DataStax recommends giving superuser status only to a limited number of users and managing superuser authentication with the internal scheme. When using LDAP group management (role_management_options.mode: ldap), to prevent unintentional role assignment, set authentication_options. scheme_permissions: true and bind the superuser role to the internal scheme (see Binding a role to an authentication scheme).
- LOGIN: (Default: false) Required to execute CQL requests.
When managing permissions using roles as an assignable permission set, the permission set role does not require login.

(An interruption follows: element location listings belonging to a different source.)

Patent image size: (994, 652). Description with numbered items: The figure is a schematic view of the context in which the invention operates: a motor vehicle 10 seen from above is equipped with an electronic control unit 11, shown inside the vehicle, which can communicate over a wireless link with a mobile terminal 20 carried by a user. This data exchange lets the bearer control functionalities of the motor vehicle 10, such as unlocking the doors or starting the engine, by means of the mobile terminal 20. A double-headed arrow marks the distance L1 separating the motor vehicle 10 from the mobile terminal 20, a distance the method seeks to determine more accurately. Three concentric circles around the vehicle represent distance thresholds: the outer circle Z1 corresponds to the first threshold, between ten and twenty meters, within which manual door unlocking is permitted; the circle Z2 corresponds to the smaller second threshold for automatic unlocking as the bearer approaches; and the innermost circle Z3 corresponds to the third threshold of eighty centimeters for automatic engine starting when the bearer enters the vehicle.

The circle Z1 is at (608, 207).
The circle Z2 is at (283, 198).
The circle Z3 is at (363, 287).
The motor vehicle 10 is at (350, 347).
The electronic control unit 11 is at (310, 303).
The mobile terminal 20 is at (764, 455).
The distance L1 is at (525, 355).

- PASSWORD: (Default: null) Stores a bcrypt-salted hash password for
the role in the
system_auth
keyspace; a role that has a password represents an individual user that can authenticate against the internal scheme (also requires LOGIN = true).

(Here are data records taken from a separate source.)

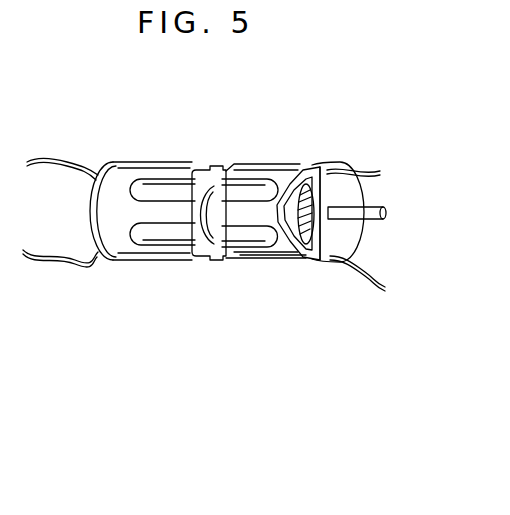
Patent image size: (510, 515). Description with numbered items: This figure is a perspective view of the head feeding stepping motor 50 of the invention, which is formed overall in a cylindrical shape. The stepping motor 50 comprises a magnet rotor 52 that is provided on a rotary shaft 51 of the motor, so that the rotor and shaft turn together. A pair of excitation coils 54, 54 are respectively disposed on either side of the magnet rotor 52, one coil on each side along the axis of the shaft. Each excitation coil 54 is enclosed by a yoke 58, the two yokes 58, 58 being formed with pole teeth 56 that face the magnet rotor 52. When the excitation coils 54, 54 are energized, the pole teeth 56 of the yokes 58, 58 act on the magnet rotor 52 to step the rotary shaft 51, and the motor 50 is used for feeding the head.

The head feeding stepping motor 50 is at (118, 152).
The rotary shaft 51 is at (373, 218).
The magnet rotor 52 is at (212, 222).
The excitation coil 54 is at (310, 172).
The pole teeth 56 is at (166, 216).
The yoke 58 is at (118, 246).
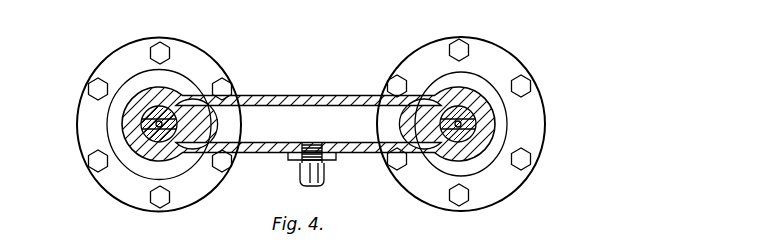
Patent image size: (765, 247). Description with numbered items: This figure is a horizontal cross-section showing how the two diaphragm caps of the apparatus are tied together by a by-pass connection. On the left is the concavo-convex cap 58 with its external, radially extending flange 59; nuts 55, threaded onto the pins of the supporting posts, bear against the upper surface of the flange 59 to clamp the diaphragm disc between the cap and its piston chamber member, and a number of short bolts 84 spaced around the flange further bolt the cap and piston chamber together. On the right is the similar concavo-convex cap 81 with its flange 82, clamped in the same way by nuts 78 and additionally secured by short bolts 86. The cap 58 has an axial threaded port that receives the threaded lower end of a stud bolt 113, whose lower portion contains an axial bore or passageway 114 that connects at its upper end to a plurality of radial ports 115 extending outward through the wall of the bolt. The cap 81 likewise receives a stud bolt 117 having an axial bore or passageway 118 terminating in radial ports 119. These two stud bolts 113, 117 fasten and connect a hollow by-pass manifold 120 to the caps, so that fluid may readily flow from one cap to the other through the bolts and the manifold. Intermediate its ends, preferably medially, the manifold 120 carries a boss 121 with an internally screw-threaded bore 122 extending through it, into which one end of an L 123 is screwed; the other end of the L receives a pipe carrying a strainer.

LIST ROLES [of role_name];
Permissions to create, modify, and drop roles
Permission | Database resource | Description |
---|---|---|
ALTER | ALL ROLES | ROLE role_name | ALTER ROLE on all roles or specified role. |
CREATE | ALL ROLES | ROLE role_name | CREATE ROLE with any name or only create a role with specific name, automatically is granted AUTHORIZE on the new role. |
DESCRIBE | ALL ROLES | ROLE role_name | LIST privilege on all roles or only roles granted to another, specified role. |
DROP | ALL ROLES | ROLE role_name | DROP ROLE on any role or permission to drop a specific role. |
Permissions to manage access control
In order to manage permissions, the role with the GRANT or REVOKE command must have
AUTHORIZE
permission on both the target role and the
resource.
GRANT AUTHORIZE on resource_name to management_role;
GRANT AUTHORIZE on target_role to management_role;
GRANT AUTHORIZE on proxy_role to management_role;
GRANT AUTHORIZE on application_role to management_role
where AUTHORIZE gives GRANT and REVOKE permission to the role for managing permissions of other roles, resource_name is any database resources, see database resources.
- Creating a new role requires CREATE permission on all roles. The role used to create a role automatically gets permissions to AUTHORIZE the role.
- GRANT/REVOKE requires AUTHORIZE permission on the target role and database resource.
- A role can only modify roles other than itself. Prevents users with ALTER permissions from making their own account a SUPERUSER or creating a role with a higher level of permission.